In the case of Talon Engineering Ltd v Smith, the Employment law tribunal (EAT) upheld the Tribunal’s decision of unfair dismissal. The facts in this case were that the employer failed to meet the requirements of the right to be accompanied at a disciplinary hearing. Mrs Smith was not allowed to postpone the meeting date by two weeks to be accompanied by her Union representative. The EAT considered the right accompanied under 10 of the Employment Relations Act 1999 (which says that the employer must postpone a hearing to allow the employee’s chosen companion to attend, if within five working days), as an obligation to act reasonably and with a degree of flexibility.
Considerations for employers: The right to be accompanied at formal meetings/hearings is in itself not breaking news, however, the case does serve as a warning for employers to take reasonable and proportionate measures in disciplinary hearings and other matters where the right to representation applies. Clear and robust disciplinary procedures are an excellent way to instil good practice and eliminate any future risk.

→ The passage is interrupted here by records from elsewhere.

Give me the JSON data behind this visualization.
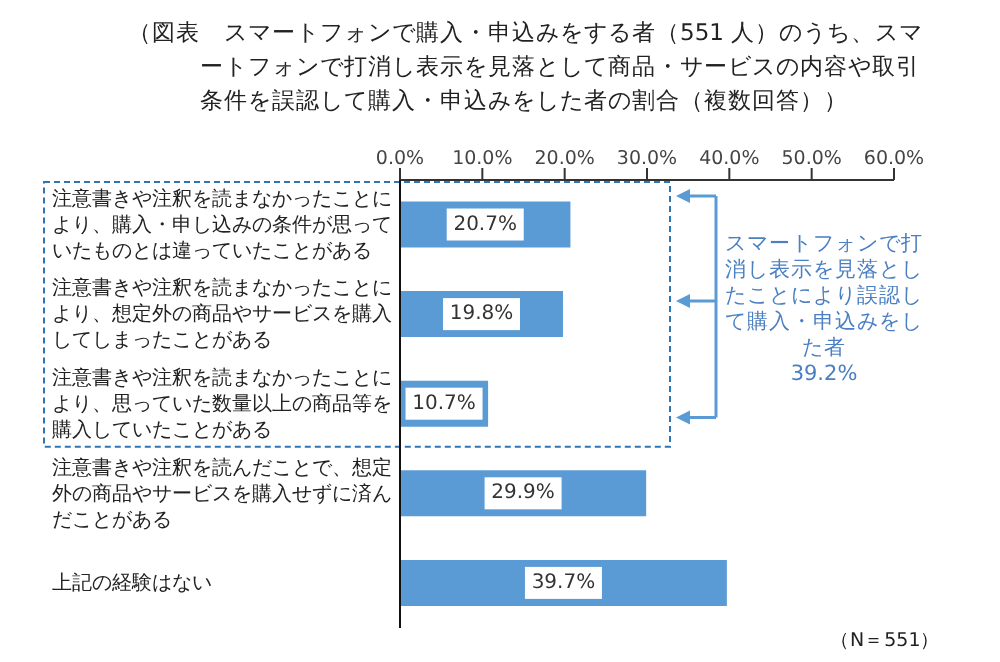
{
  "chart_data": {
    "type": "bar",
    "orientation": "horizontal",
    "title": "（図表　スマートフォンで購入・申込みをする者（551 人）のうち、スマートフォンで打消し表示を見落として商品・サービスの内容や取引条件を誤認して購入・申込みをした者の割合（複数回答））",
    "categories": [
      "注意書きや注釈を読まなかったことにより、購入・申し込みの条件が思っていたものとは違っていたことがある",
      "注意書きや注釈を読まなかったことにより、想定外の商品やサービスを購入してしまったことがある",
      "注意書きや注釈を読まなかったことにより、思っていた数量以上の商品等を購入していたことがある",
      "注意書きや注釈を読んだことで、想定外の商品やサービスを購入せずに済んだことがある",
      "上記の経験はない"
    ],
    "values": [
      20.7,
      19.8,
      10.7,
      29.9,
      39.7
    ],
    "value_labels": [
      "20.7%",
      "19.8%",
      "10.7%",
      "29.9%",
      "39.7%"
    ],
    "color": "#5b9bd5",
    "xlim": [
      0,
      60
    ],
    "xticks": [
      {
        "value": 0,
        "label": "0.0%"
      },
      {
        "value": 10,
        "label": "10.0%"
      },
      {
        "value": 20,
        "label": "20.0%"
      },
      {
        "value": 30,
        "label": "30.0%"
      },
      {
        "value": 40,
        "label": "40.0%"
      },
      {
        "value": 50,
        "label": "50.0%"
      },
      {
        "value": 60,
        "label": "60.0%"
      }
    ],
    "annotations": [
      "スマートフォンで打消し表示を見落としたことにより誤認して購入・申込みをした者 39.2%",
      "（N＝551）"
    ]
  }
}
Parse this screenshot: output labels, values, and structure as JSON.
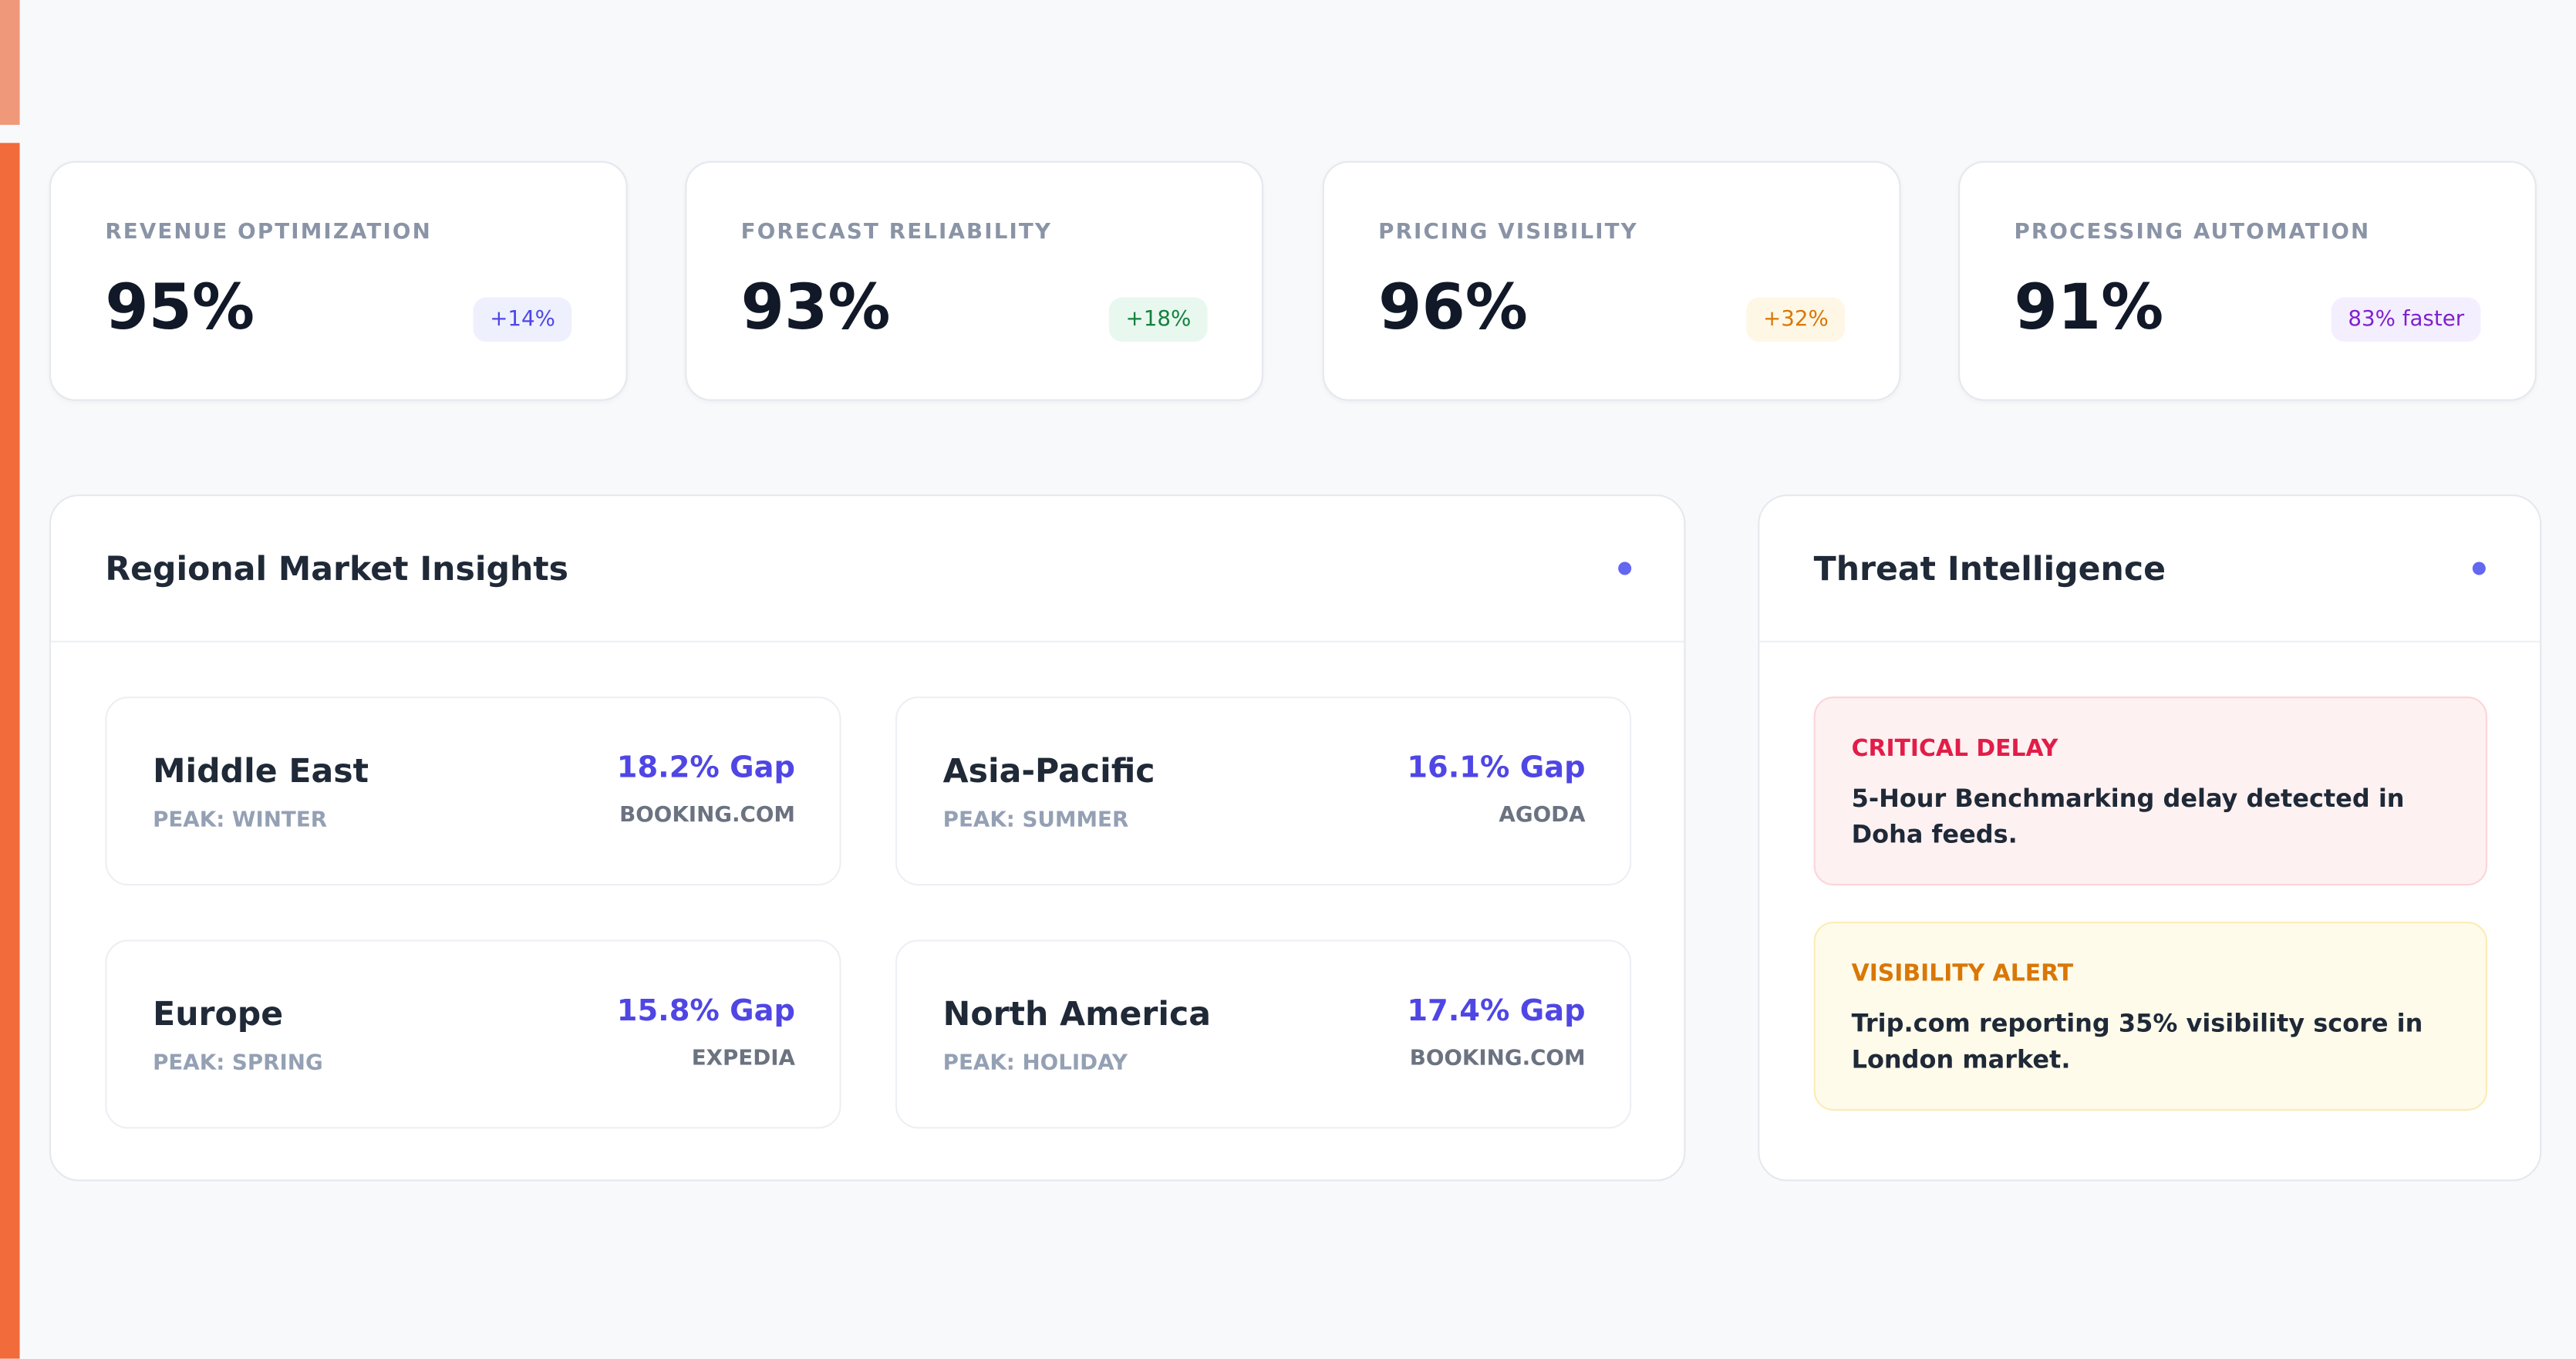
{
  "metrics": [
    {
      "label": "REVENUE OPTIMIZATION",
      "value": "95%",
      "badge": "+14%"
    },
    {
      "label": "FORECAST RELIABILITY",
      "value": "93%",
      "badge": "+18%"
    },
    {
      "label": "PRICING VISIBILITY",
      "value": "96%",
      "badge": "+32%"
    },
    {
      "label": "PROCESSING AUTOMATION",
      "value": "91%",
      "badge": "83% faster"
    }
  ],
  "regional": {
    "title": "Regional Market Insights",
    "regions": [
      {
        "name": "Middle East",
        "peak": "PEAK: WINTER",
        "gap": "18.2% Gap",
        "source": "BOOKING.COM"
      },
      {
        "name": "Asia-Pacific",
        "peak": "PEAK: SUMMER",
        "gap": "16.1% Gap",
        "source": "AGODA"
      },
      {
        "name": "Europe",
        "peak": "PEAK: SPRING",
        "gap": "15.8% Gap",
        "source": "EXPEDIA"
      },
      {
        "name": "North America",
        "peak": "PEAK: HOLIDAY",
        "gap": "17.4% Gap",
        "source": "BOOKING.COM"
      }
    ]
  },
  "threats": {
    "title": "Threat Intelligence",
    "alerts": [
      {
        "title": "CRITICAL DELAY",
        "text": "5-Hour Benchmarking delay detected in Doha feeds."
      },
      {
        "title": "VISIBILITY ALERT",
        "text": "Trip.com reporting 35% visibility score in London market."
      }
    ]
  }
}
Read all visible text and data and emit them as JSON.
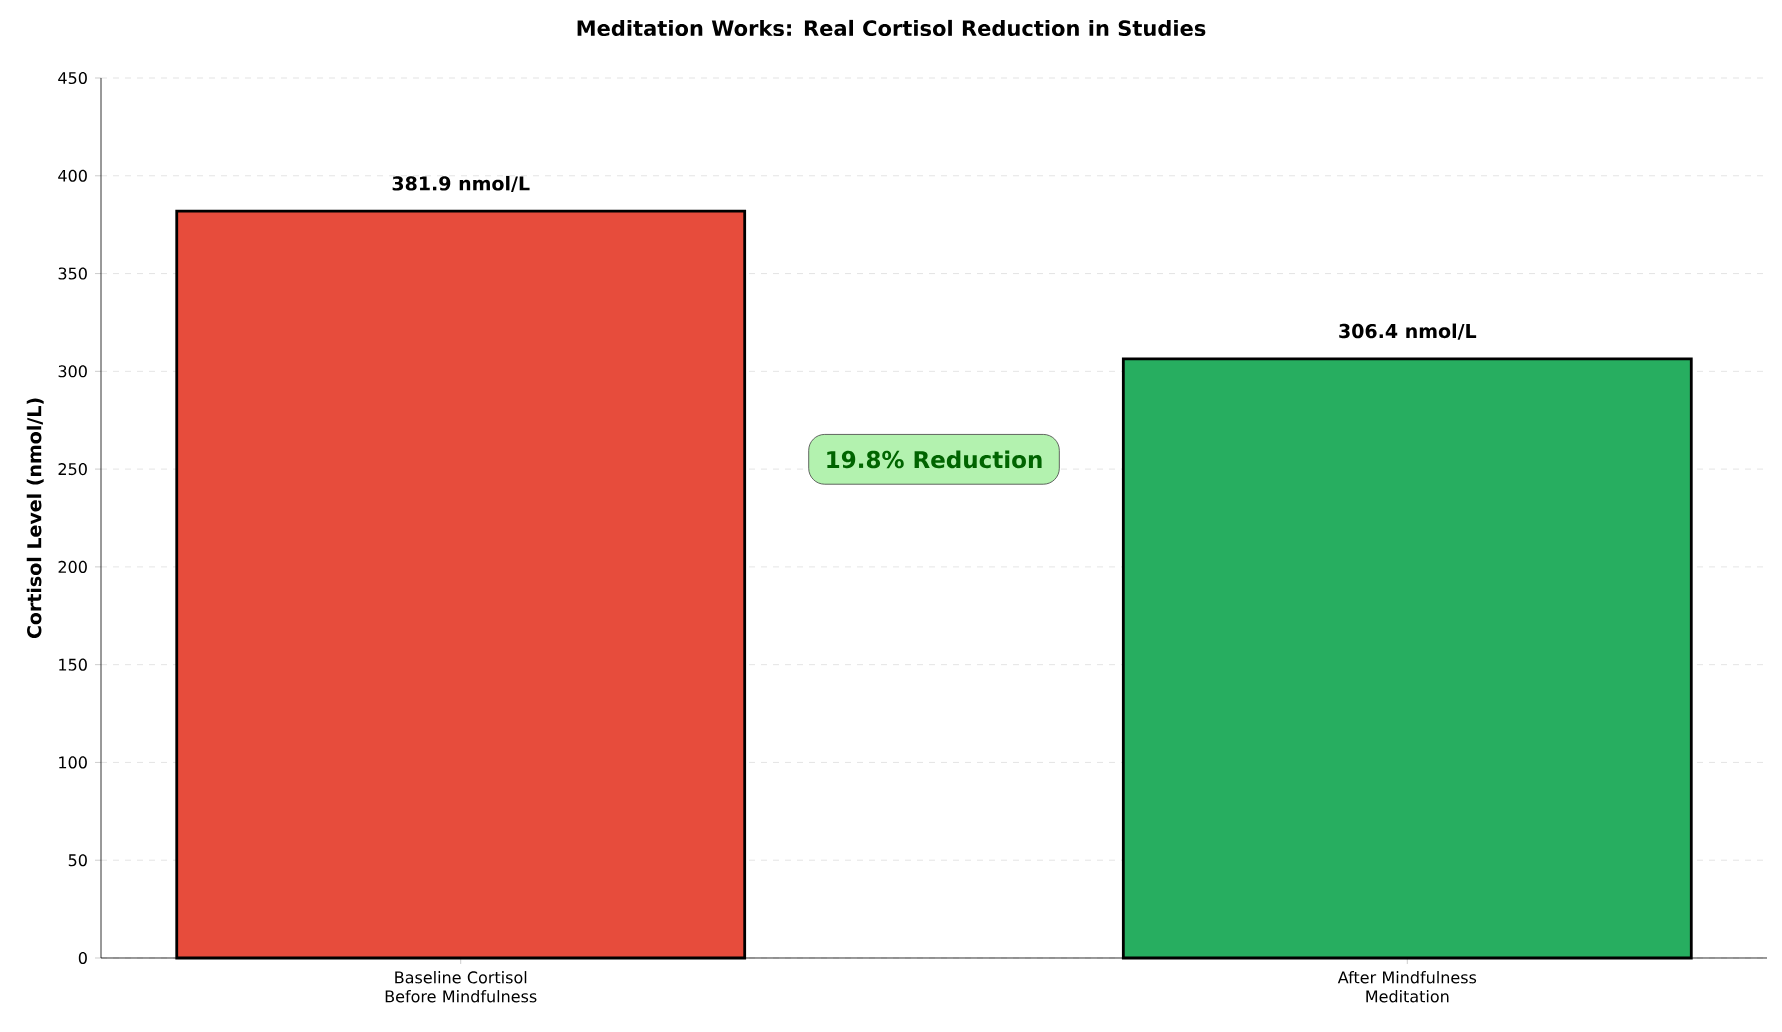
{
  "chart_data": {
    "type": "bar",
    "title": "Meditation Works: Real Cortisol Reduction in Studies",
    "ylabel": "Cortisol Level (nmol/L)",
    "categories": [
      "Baseline Cortisol Before Mindfulness",
      "After Mindfulness Meditation"
    ],
    "values": [
      381.9,
      306.4
    ],
    "colors": [
      "#e74c3c",
      "#27ae60"
    ],
    "value_labels": [
      "381.9 nmol/L",
      "306.4 nmol/L"
    ],
    "annotations": [
      "19.8% Reduction"
    ],
    "ylim": [
      0,
      450
    ],
    "yticks": [
      0,
      50,
      100,
      150,
      200,
      250,
      300,
      350,
      400,
      450
    ],
    "grid": "y"
  }
}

Brexit – The EU Settlement Scheme
From a HR perspective one of the key priorities is the right to remain in the UK. The EU Settlement Scheme has been confirmed by the Government to open by 30th March 2019.
In brief, the scheme offers two application routes – settled status and pre-settled status. Applicants who have been living in the UK continuously for five years or more, may be eligible to apply for settled status. Successful applicants will be able to stay in the UK indefinitely. Applicants who have been living in the UK for less than five years can apply for pre-settled status, with successful applicants being granted limited leave to remain in the UK for up to five years. After this period, such applicants will be eligible to apply for settled status.
There are of course various eligibility criteria to meet, including the arrival date in the UK. As it stands, applicants must have arrived in the UK before 31st December 2020 to apply. In the event of a no deal scenario, the Government have advised it will continue to run the scheme, however, applicants will need to be a resident in the UK by an earlier date of 29th March 2019.
Considerations for employers: The new scheme does offer some relief to employers, as previously the status of EU workers after 29th March deadline was unclear. However, given the ongoing developments and negotiations taking place, a period of uncertainty continues for employers.